Discover the traditional recipes of Umbrian Easter!
Easter preparations from the typical breakfast to lunch tell of ancient stories and symbolic values, linked to the Christian tradition that continue to be passed down regardless of the religious spirit with which one approaches the occasion.
Undisputed queen: Easter Cake, also called Easter Pizza. A savory, fluffy cake made with eggs, flour and mixed cheeses, baked in a wood-fired oven after a long rising time. A process that starts with stocking up on eggs: you need 50/60 eggs to make 7 or 8 pizzas! In the old days, when chicken farms were a family constant, eggs were stored in the cellar inside willow baskets or shoe boxes, and as many as 150/200 eggs were accumulated. According to tradition it was prepared by the women of the family on Maundy Thursday and could not be eaten before Easter morning, accompanied perhaps by a glass of wine.

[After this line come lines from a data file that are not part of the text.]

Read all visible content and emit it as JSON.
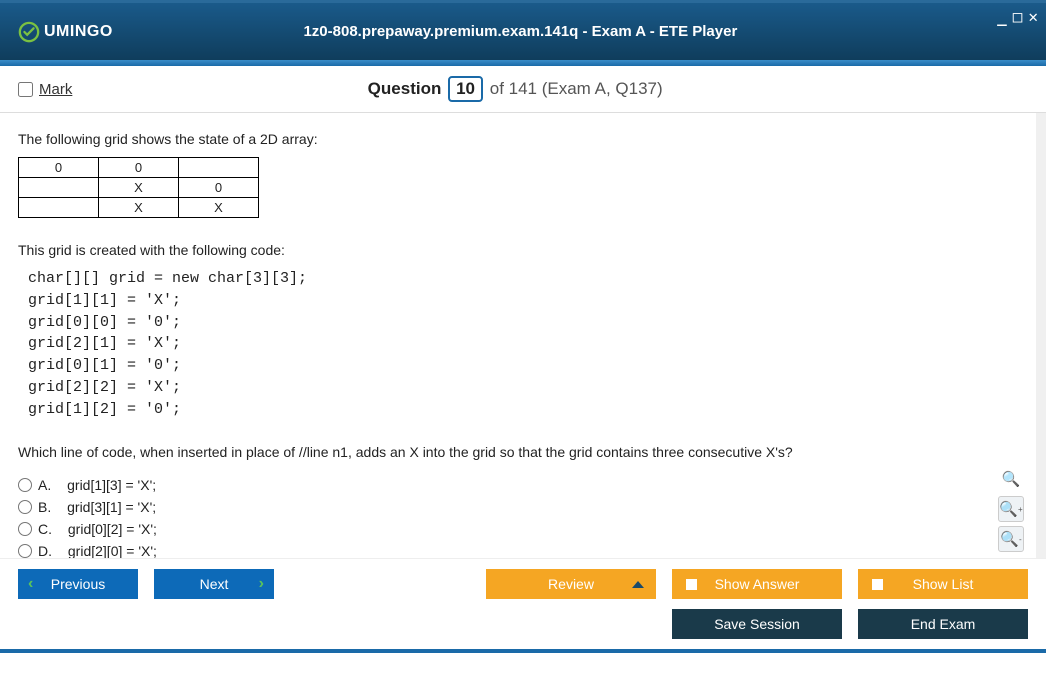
{
  "window": {
    "title": "1z0-808.prepaway.premium.exam.141q - Exam A - ETE Player",
    "logo_text": "UMINGO"
  },
  "header": {
    "mark_label": "Mark",
    "question_label": "Question",
    "question_num": "10",
    "question_total": "of 141 (Exam A, Q137)"
  },
  "question": {
    "intro1": "The following grid shows the state of a 2D array:",
    "grid": [
      [
        "0",
        "0",
        ""
      ],
      [
        "",
        "X",
        "0"
      ],
      [
        "",
        "X",
        "X"
      ]
    ],
    "intro2": "This grid is created with the following code:",
    "code": "char[][] grid = new char[3][3];\ngrid[1][1] = 'X';\ngrid[0][0] = '0';\ngrid[2][1] = 'X';\ngrid[0][1] = '0';\ngrid[2][2] = 'X';\ngrid[1][2] = '0';",
    "prompt": "Which line of code, when inserted in place of //line n1, adds an X into the grid so that the grid contains three consecutive X's?",
    "answers": [
      {
        "letter": "A.",
        "text": "grid[1][3] = 'X';"
      },
      {
        "letter": "B.",
        "text": "grid[3][1] = 'X';"
      },
      {
        "letter": "C.",
        "text": "grid[0][2] = 'X';"
      },
      {
        "letter": "D.",
        "text": "grid[2][0] = 'X';"
      }
    ]
  },
  "footer": {
    "prev": "Previous",
    "next": "Next",
    "review": "Review",
    "show_answer": "Show Answer",
    "show_list": "Show List",
    "save_session": "Save Session",
    "end_exam": "End Exam"
  }
}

The quintessential ritual of Easter is breakfast, which gathers the whole family around the table to eat cheese cake, salami, capocollo, colored hard-boiled eggs, chocolate and red wine together — all strictly blessed. On the morning of Holy Saturday, in fact, a basket is prepared with the typical savory cake, some salt, eggs, cold cuts, bread, wine and ciaramicola (characteristic Perugino cake) and taken to the church for the blessing of the food. Their symbolic value linked to Christian tradition is high: the egg representing the Resurrection, the bread emblematic of Christ, the wine recalling Jesus’ blood, and the meat evoking sacrifice.
The day continued with a great lunch: inevitable artichokes and the typical lamb, cooked roasted and served with lemon slices to enhance the flavor.
Desserts include ciaramicola, a must-have in the Perugia area: a red-colored alkermes doughnut covered with meringue icing and sprinkles to be enjoyed with a sweet wine such as vernaccia: the red and white are reminiscent of the very colors symbolic of the city. According to tradition, this doughnut represented love because it was given by girls to their boyfriends on Easter Day.
Typical of the Orvieto, Valnerina and Trasimeno areas, however, is the Sweet Easter Cake, flavored with lemon peel and cinnamon.
20th Umbrian Easter Cake Review.
2024 will be the 20th edition of the Umbrian Easter Cake Review in Mantignana, a town in the municipality of Corciano. Organized by the Arcs of Mantignana (local recreational cultural and sports association), during the days of the Easter holidays will allow through food stands to taste the typical menus of the period we mentioned, on Saturday is made a demonstration of making the Umbrian Easter cake by the associations of the area, so you can see its rich dough live!
Free tasting of various cakes offered by local bakeries takes place on Easter Sunday afternoon. For the 20th edition we are also expecting some new surprises!